ОглавлениеНазадВпередНастройки
Добавить цитату

Глава 4

На следующее утро два индейца с бритыми головами снова принесли еду, в этот раз лишь жиденькую кашу, приготовленную, скорее всего, из кукурузы.

– Ну, теперь они не пытаются нас обмануть, – сказал Пабло. – Принесли какие-то помои.

– Да, – сухо ответил Алонсо. – Но, по крайней мере, эти помои не похожи на последнюю в жизни трапезу.

– Давайте не будем об этом говорить, – предложил Эронимо, кивая на Дионисио. Тот качал головой, отказываясь принимать пищу, которой пыталась накормить его Эсмеральда. – Нам необходимо понять, почему нас пощадили и что у этих людей на уме.

– Не думаю, что их можно назвать милосердными – правда, святой отец? – сказал Пабло; он сильно вспотел и таращился на свою чашу. – После вчерашней ночи я совсем не уверен, что мне хочется знать, что у них на уме.

– Хватит, – сказал Гонсало. – Главное сейчас – решить, что мы предпримем. Давайте посмотрим, как сделана наша клетка.

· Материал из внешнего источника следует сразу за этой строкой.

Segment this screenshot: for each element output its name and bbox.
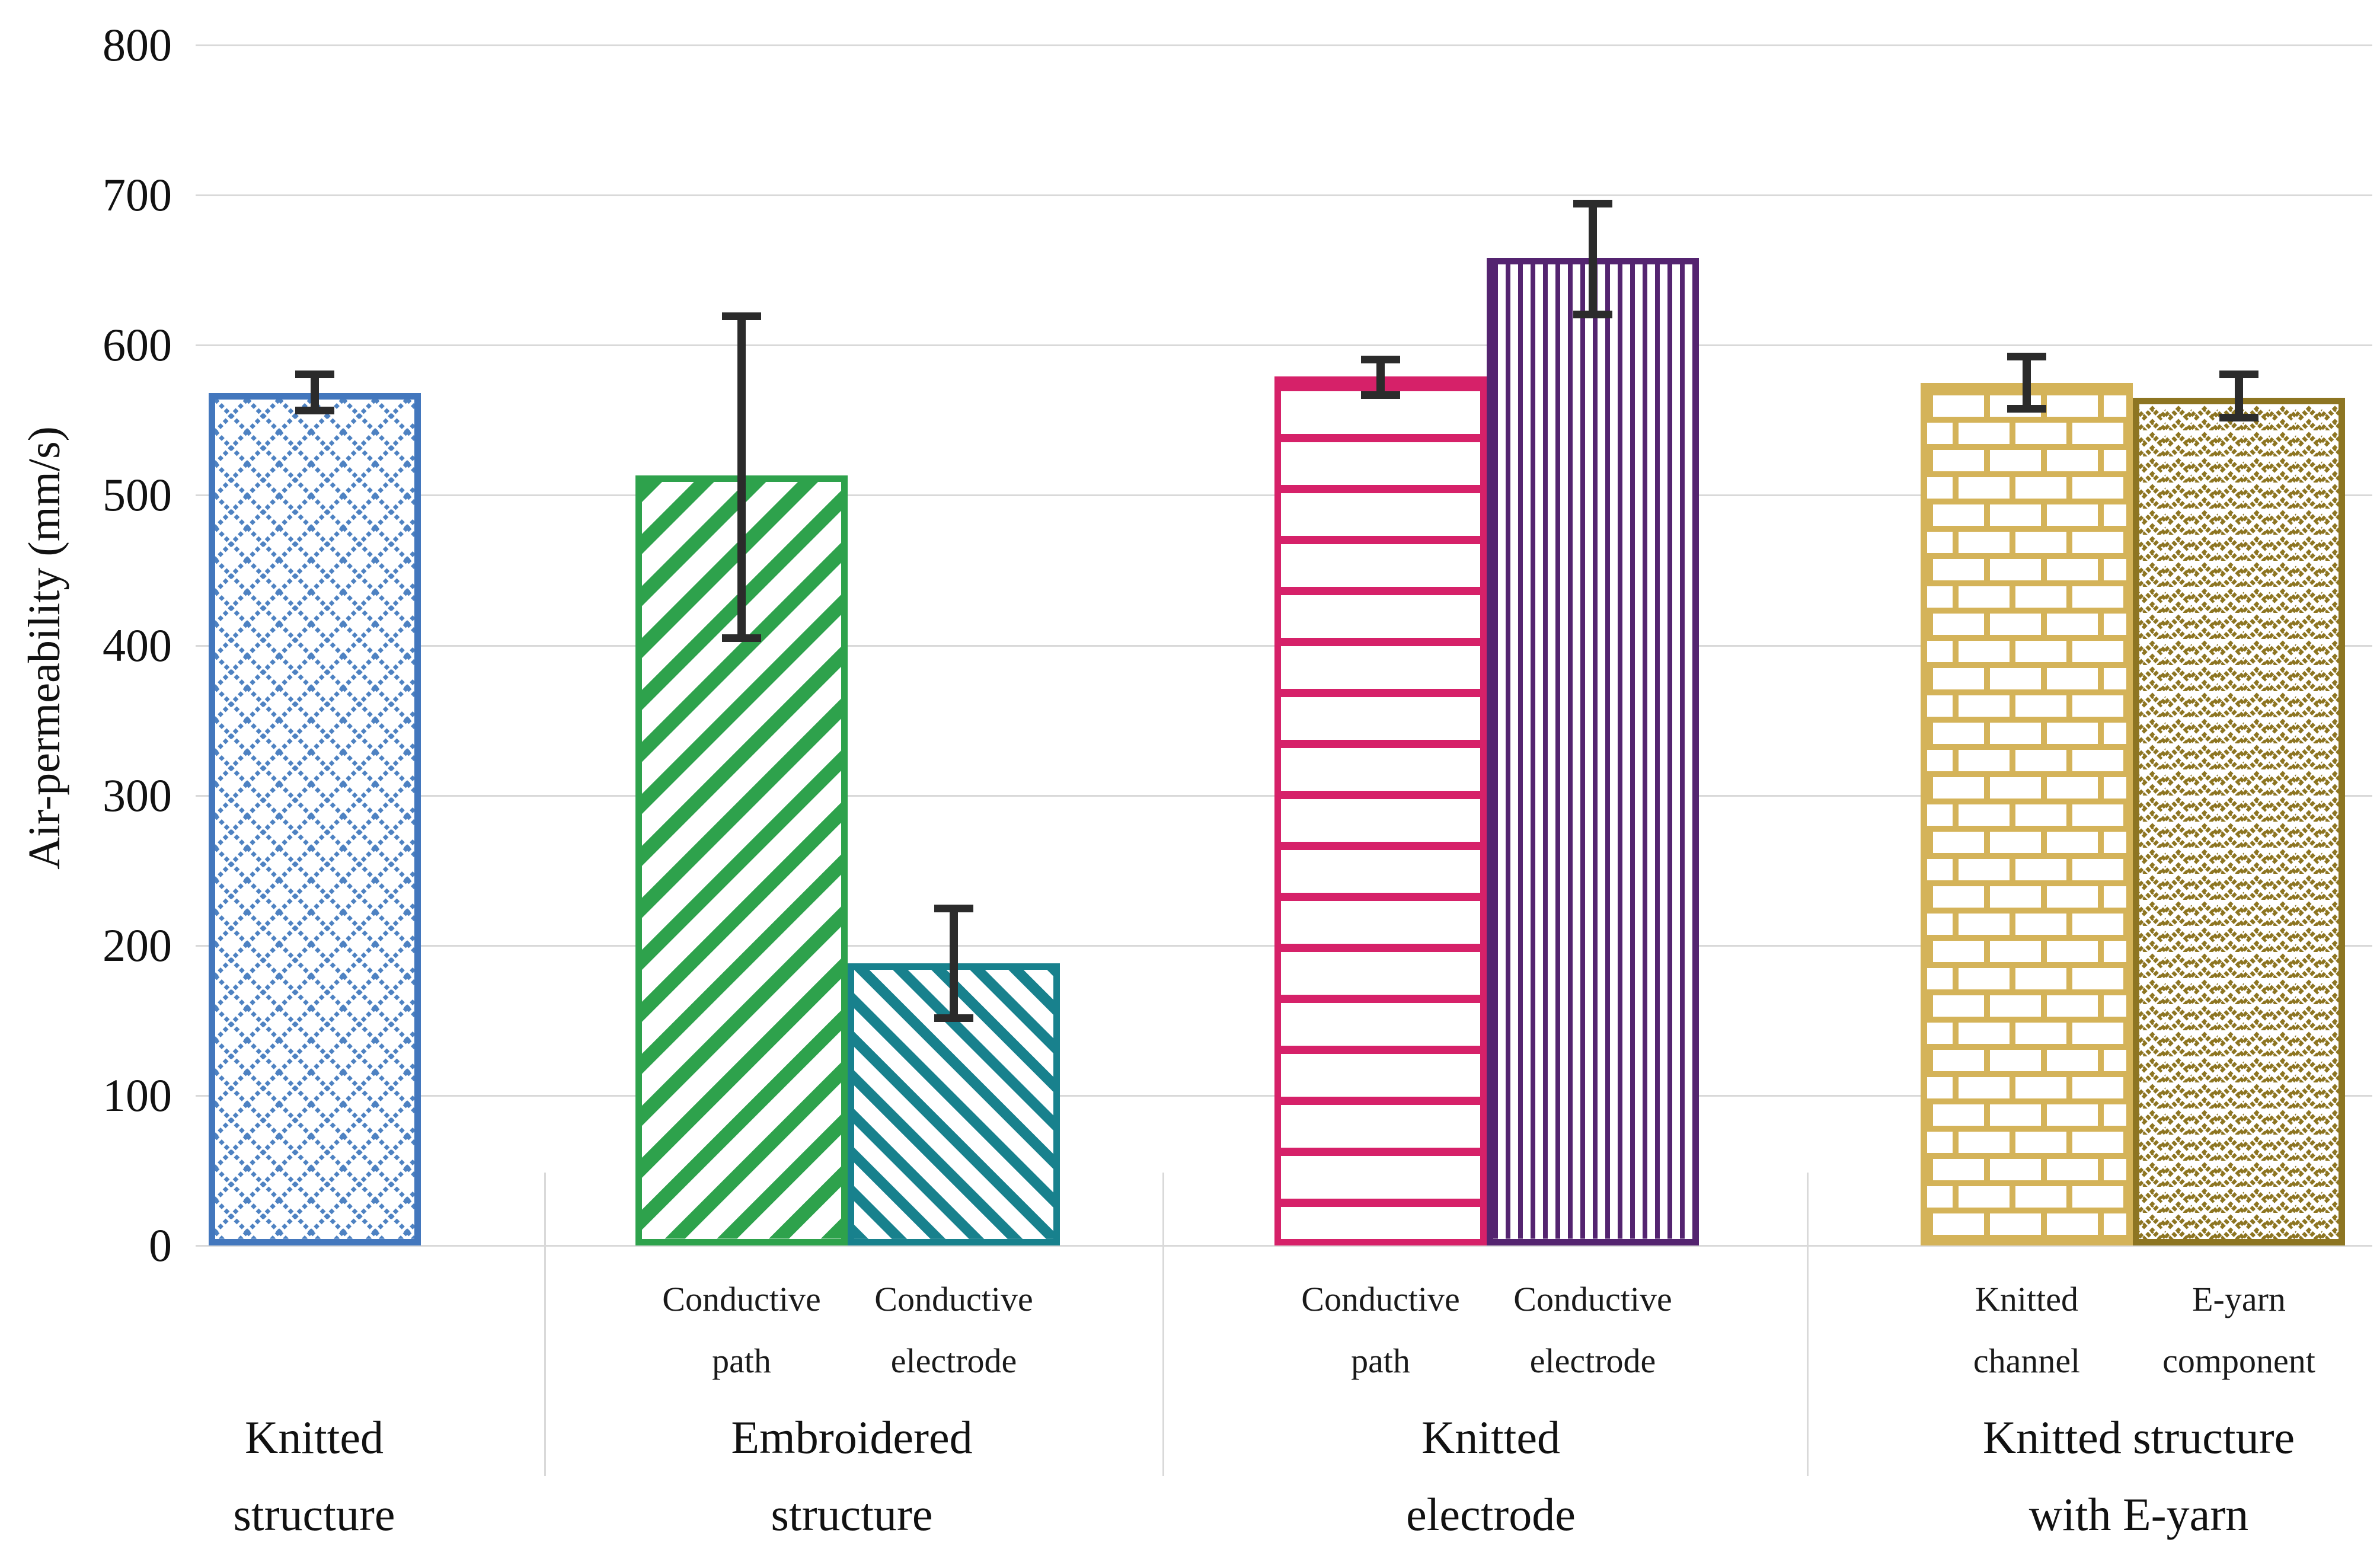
bar-knitted-electrode-conductive-electrode bbox=[1487, 258, 1699, 1245]
y-tick-label: 100 bbox=[103, 1069, 172, 1121]
error-bar bbox=[1573, 199, 1612, 318]
bar-label-line: Conductive bbox=[1301, 1280, 1460, 1318]
error-bar bbox=[2007, 352, 2046, 413]
bar-label-line: Knitted bbox=[1975, 1280, 2078, 1318]
bar-label-conductive-path: Conductive path bbox=[1226, 1269, 1535, 1392]
error-bar bbox=[1361, 355, 1400, 400]
group-label-knitted-structure-with-eyarn: Knitted structure with E-yarn bbox=[1848, 1399, 2380, 1549]
group-label-line: Embroidered bbox=[731, 1411, 973, 1463]
gridline bbox=[196, 1245, 2372, 1247]
group-label-line: Knitted bbox=[245, 1411, 384, 1463]
gridline bbox=[196, 344, 2372, 347]
error-bar bbox=[295, 371, 334, 414]
bar-label-eyarn-component: E-yarn component bbox=[2085, 1269, 2380, 1392]
bar-label-line: electrode bbox=[890, 1342, 1017, 1380]
group-label-line: structure bbox=[233, 1489, 395, 1540]
y-tick-label: 700 bbox=[103, 169, 172, 221]
category-divider bbox=[544, 1173, 546, 1476]
group-label-line: electrode bbox=[1406, 1489, 1576, 1540]
gridline bbox=[196, 194, 2372, 197]
group-label-embroidered-structure: Embroidered structure bbox=[561, 1399, 1142, 1549]
bar-label-line: electrode bbox=[1529, 1342, 1656, 1380]
bar-label-line: Conductive bbox=[874, 1280, 1033, 1318]
gridline bbox=[196, 44, 2372, 46]
bar-label-conductive-path: Conductive path bbox=[587, 1269, 896, 1392]
bar-label-line: channel bbox=[1973, 1342, 2081, 1380]
group-label-line: structure bbox=[771, 1489, 933, 1540]
bar-knitted-structure bbox=[209, 393, 421, 1245]
category-divider bbox=[1807, 1173, 1809, 1476]
bar-label-conductive-electrode: Conductive electrode bbox=[1439, 1269, 1747, 1392]
group-label-line: Knitted bbox=[1421, 1411, 1560, 1463]
bar-knitted-electrode-conductive-path bbox=[1274, 376, 1487, 1245]
group-label-knitted-electrode: Knitted electrode bbox=[1200, 1399, 1781, 1549]
error-bar bbox=[934, 905, 973, 1022]
bar-label-line: Conductive bbox=[1513, 1280, 1672, 1318]
bar-label-line: path bbox=[712, 1342, 771, 1380]
error-bar bbox=[2219, 371, 2258, 422]
group-label-knitted-structure: Knitted structure bbox=[24, 1399, 605, 1549]
bar-label-line: path bbox=[1351, 1342, 1410, 1380]
error-bar bbox=[722, 312, 761, 643]
y-tick-label: 500 bbox=[103, 469, 172, 521]
bar-label-conductive-electrode: Conductive electrode bbox=[800, 1269, 1108, 1392]
y-tick-label: 0 bbox=[149, 1219, 172, 1271]
bar-label-line: E-yarn bbox=[2192, 1280, 2286, 1318]
group-label-line: Knitted structure bbox=[1982, 1411, 2295, 1463]
y-tick-label: 600 bbox=[103, 319, 172, 371]
bar-knitted-channel bbox=[1921, 382, 2133, 1245]
category-divider bbox=[1162, 1173, 1164, 1476]
bar-label-line: Conductive bbox=[662, 1280, 821, 1318]
bar-label-knitted-channel: Knitted channel bbox=[1873, 1269, 2181, 1392]
y-tick-label: 800 bbox=[103, 19, 172, 71]
bar-eyarn-component bbox=[2133, 397, 2345, 1245]
y-tick-label: 400 bbox=[103, 619, 172, 671]
y-tick-label: 200 bbox=[103, 919, 172, 971]
y-tick-label: 300 bbox=[103, 769, 172, 821]
group-label-line: with E-yarn bbox=[2028, 1489, 2249, 1540]
bar-label-line: component bbox=[2162, 1342, 2315, 1380]
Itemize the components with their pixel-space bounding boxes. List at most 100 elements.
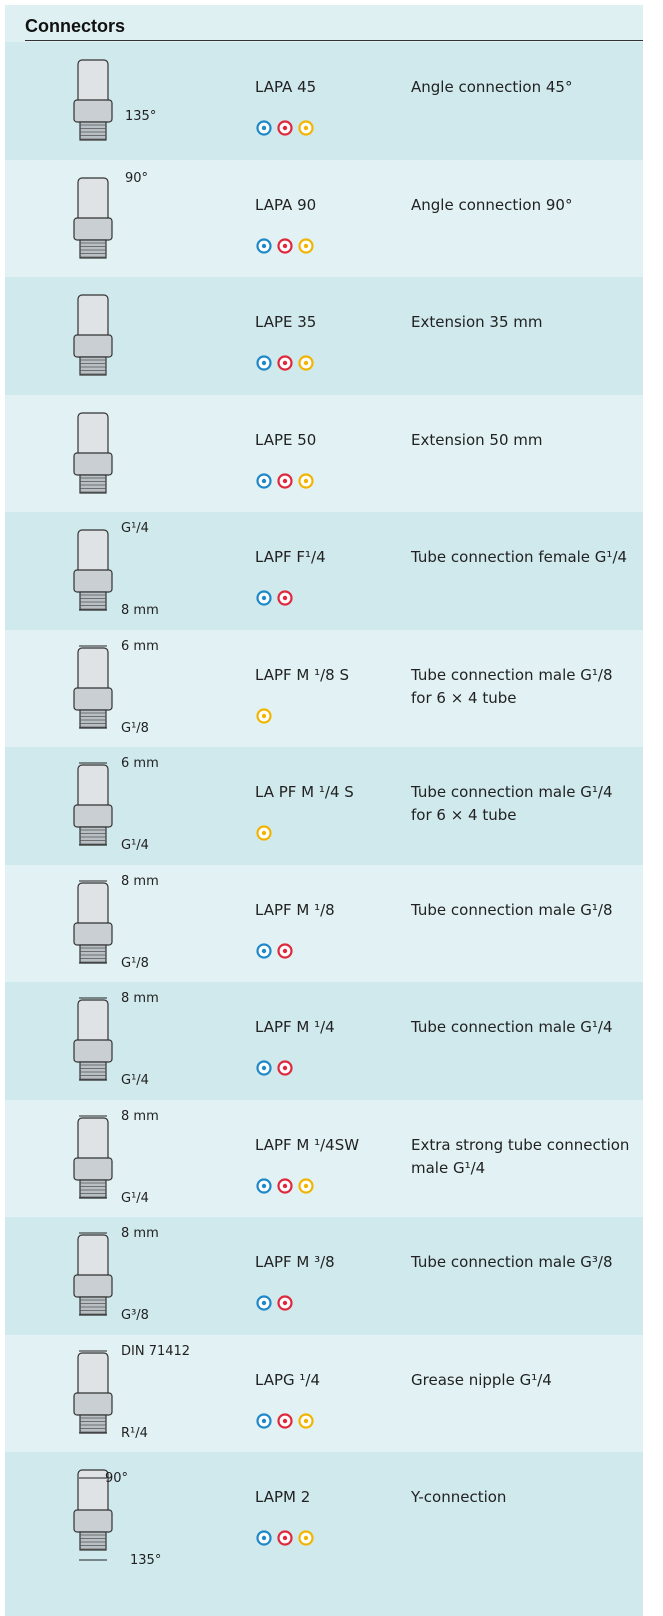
product-code: LAPG ¹/4 bbox=[255, 1370, 321, 1389]
product-drawing: 8 mm G¹/4 bbox=[73, 1109, 159, 1206]
product-description: Tube connection male G¹/4 bbox=[411, 1018, 613, 1036]
indicator-dot bbox=[303, 243, 309, 248]
product-row: 8 mm G¹/4 LAPF M ¹/4 Tube connection male G… bbox=[5, 982, 643, 1100]
indicator-group bbox=[256, 472, 314, 489]
fitting-hex bbox=[73, 334, 113, 358]
indicator-dot bbox=[261, 243, 267, 248]
drawing-label: DIN 71412 bbox=[121, 1344, 190, 1359]
indicator-dot bbox=[282, 1535, 288, 1541]
indicator-dot bbox=[282, 1300, 288, 1306]
fitting-hex bbox=[73, 686, 113, 711]
product-code: LA PF M ¹/4 S bbox=[255, 783, 354, 801]
product-drawing: 90° bbox=[73, 171, 148, 259]
indicator-dot bbox=[282, 125, 288, 131]
product-description: Tube connection female G¹/4 bbox=[411, 548, 628, 566]
product-code: LAPF M ¹/8 bbox=[255, 900, 335, 919]
product-description: Tube connection male G¹/4 for 6 × 4 tube bbox=[411, 783, 613, 824]
fitting-hex bbox=[73, 921, 113, 946]
drawing-label: G¹/8 bbox=[121, 721, 149, 736]
product-code: LAPF M ¹/4SW bbox=[255, 1135, 360, 1154]
drawing-label: G¹/4 bbox=[121, 838, 149, 853]
product-drawing: 8 mm G¹/8 bbox=[73, 874, 159, 971]
drawing-label: G¹/4 bbox=[121, 1073, 149, 1088]
fitting-hex bbox=[73, 99, 113, 123]
product-drawing: 8 mm G¹/4 bbox=[73, 991, 159, 1088]
product-code: LAPF F¹/4 bbox=[255, 548, 326, 566]
indicator-dot bbox=[282, 1183, 288, 1188]
indicator-dot bbox=[282, 243, 288, 248]
product-description: Angle connection 90° bbox=[411, 195, 573, 214]
fitting-hex bbox=[73, 1039, 113, 1063]
fitting-hex bbox=[73, 1509, 113, 1533]
product-code: LAPF M ¹/4 bbox=[255, 1018, 335, 1036]
drawing-label: R¹/4 bbox=[121, 1426, 148, 1441]
indicator-dot bbox=[282, 595, 288, 601]
product-code: LAPA 90 bbox=[255, 195, 317, 214]
product-row: 135° LAPA 45 Angle connection 45° bbox=[5, 42, 643, 160]
indicator-group bbox=[256, 1412, 314, 1429]
product-row: 90° 135° LAPM 2 Y-connection bbox=[5, 1452, 643, 1616]
product-code: LAPE 35 bbox=[255, 313, 317, 331]
product-code: LAPF M ³/8 bbox=[255, 1253, 335, 1271]
indicator-group bbox=[256, 590, 293, 606]
drawing-label: 90° bbox=[105, 1471, 128, 1486]
product-code: LAPA 45 bbox=[255, 78, 317, 96]
indicator-dot bbox=[303, 1183, 309, 1188]
drawing-label: 135° bbox=[125, 109, 156, 124]
indicator-dot bbox=[303, 360, 309, 366]
product-row: LAPE 35 Extension 35 mm bbox=[5, 277, 643, 395]
indicator-dot bbox=[303, 478, 309, 483]
indicator-group bbox=[256, 942, 293, 959]
indicator-dot bbox=[282, 1065, 288, 1071]
product-description: Tube connection male G¹/8 for 6 × 4 tube bbox=[411, 665, 613, 707]
product-row: LAPE 50 Extension 50 mm bbox=[5, 394, 643, 512]
indicator-dot bbox=[282, 360, 288, 366]
fitting-hex bbox=[73, 1156, 113, 1181]
product-description: Tube connection male G¹/8 bbox=[411, 900, 613, 919]
product-row: 8 mm G¹/4 LAPF M ¹/4SW Extra strong tube co… bbox=[5, 1099, 643, 1217]
indicator-dot bbox=[282, 1418, 288, 1423]
product-drawing: 8 mm G³/8 bbox=[73, 1226, 159, 1323]
product-drawing bbox=[73, 294, 113, 376]
product-row: 8 mm G³/8 LAPF M ³/8 Tube connection male G… bbox=[5, 1217, 643, 1335]
drawing-label: 8 mm bbox=[121, 874, 159, 889]
product-description: Extension 35 mm bbox=[411, 313, 543, 331]
indicator-group bbox=[256, 237, 314, 254]
drawing-label: G¹/4 bbox=[121, 521, 149, 536]
indicator-group bbox=[256, 825, 272, 841]
product-row: DIN 71412 R¹/4 LAPG ¹/4 Grease nipple G¹/4 bbox=[5, 1334, 643, 1452]
indicator-group bbox=[256, 1177, 314, 1194]
product-code: LAPF M ¹/8 S bbox=[255, 665, 350, 684]
product-description: Grease nipple G¹/4 bbox=[411, 1370, 552, 1389]
indicator-dot bbox=[261, 595, 267, 601]
header: Connectors bbox=[5, 5, 643, 42]
indicator-group bbox=[256, 355, 314, 371]
indicator-group bbox=[256, 707, 272, 724]
product-drawing: 6 mm G¹/4 bbox=[73, 756, 159, 853]
drawing-label: 8 mm bbox=[121, 603, 159, 618]
indicator-dot bbox=[303, 1535, 309, 1541]
product-row: 8 mm G¹/8 LAPF M ¹/8 Tube connection male G… bbox=[5, 864, 643, 982]
fitting-hex bbox=[73, 216, 113, 241]
indicator-dot bbox=[282, 478, 288, 483]
indicator-dot bbox=[261, 830, 267, 836]
drawing-label: 6 mm bbox=[121, 639, 159, 654]
indicator-dot bbox=[261, 1183, 267, 1188]
product-drawing bbox=[73, 411, 113, 494]
indicator-dot bbox=[261, 1300, 267, 1306]
product-description: Tube connection male G³/8 bbox=[411, 1253, 613, 1271]
product-row: 6 mm G¹/4 LA PF M ¹/4 S Tube connection mal… bbox=[5, 747, 643, 865]
drawing-label: 6 mm bbox=[121, 756, 159, 771]
drawing-label: G³/8 bbox=[121, 1308, 149, 1323]
product-description: Extra strong tube connection male G¹/4 bbox=[411, 1135, 630, 1177]
drawing-label: G¹/8 bbox=[121, 956, 149, 971]
fitting-hex bbox=[73, 1391, 113, 1416]
fitting-hex bbox=[73, 804, 113, 828]
indicator-group bbox=[256, 1530, 314, 1546]
product-drawing: 6 mm G¹/8 bbox=[73, 639, 159, 736]
drawing-label: G¹/4 bbox=[121, 1191, 149, 1206]
indicator-group bbox=[256, 1295, 293, 1311]
product-row: 6 mm G¹/8 LAPF M ¹/8 S Tube connection male… bbox=[5, 629, 643, 747]
product-description: Y-connection bbox=[411, 1488, 507, 1506]
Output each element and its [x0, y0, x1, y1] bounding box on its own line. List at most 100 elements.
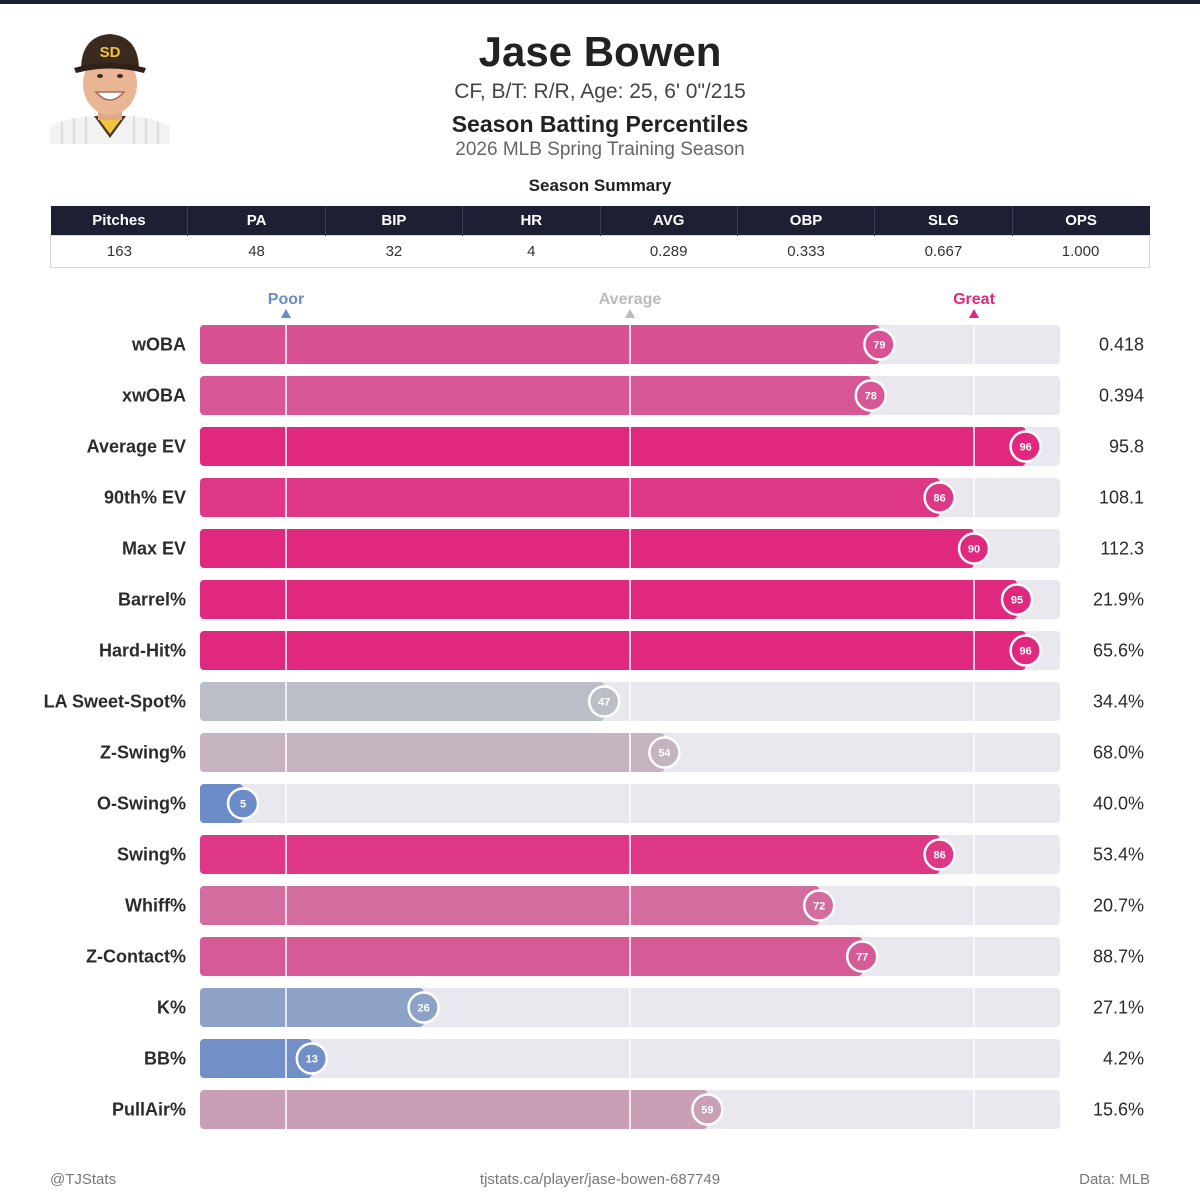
- summary-value-row: 163 48 32 4 0.289 0.333 0.667 1.000: [50, 235, 1150, 268]
- player-bio: CF, B/T: R/R, Age: 25, 6' 0"/215: [454, 80, 746, 103]
- percentile-circle-z-contact: [845, 940, 879, 973]
- top-accent-bar: [0, 0, 1200, 4]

Он стал осматривать углы своего узилища, дергая за жерди и связывающую их лозу. Остальные молча наблюдали за ним – все, кроме священника, который опять склонился над молитвенником и что-то бормотал себе под нос. Эронимо сознавал, что рассчитывать на то, что с ним поступят лучше, чем с Вальдивией и офицерами, не стоит, однако в глубине души верил, что его жизнь не может закончиться вот так.

В полдень бритоголовые пришли опять. На этот раз они принесли еще больше фруктов и мяса, чем в прошлый вечер, а также плоские лепешки из кукурузной муки.

Взглянув на переданную ему чашу, Пабло явно оробел.

– Это слишком уж похоже на трапезу приговоренного к смерти. Но этого не может быть, правда? Никто ведь не бьет в барабаны, да к тому же сейчас полдень, а не вечер.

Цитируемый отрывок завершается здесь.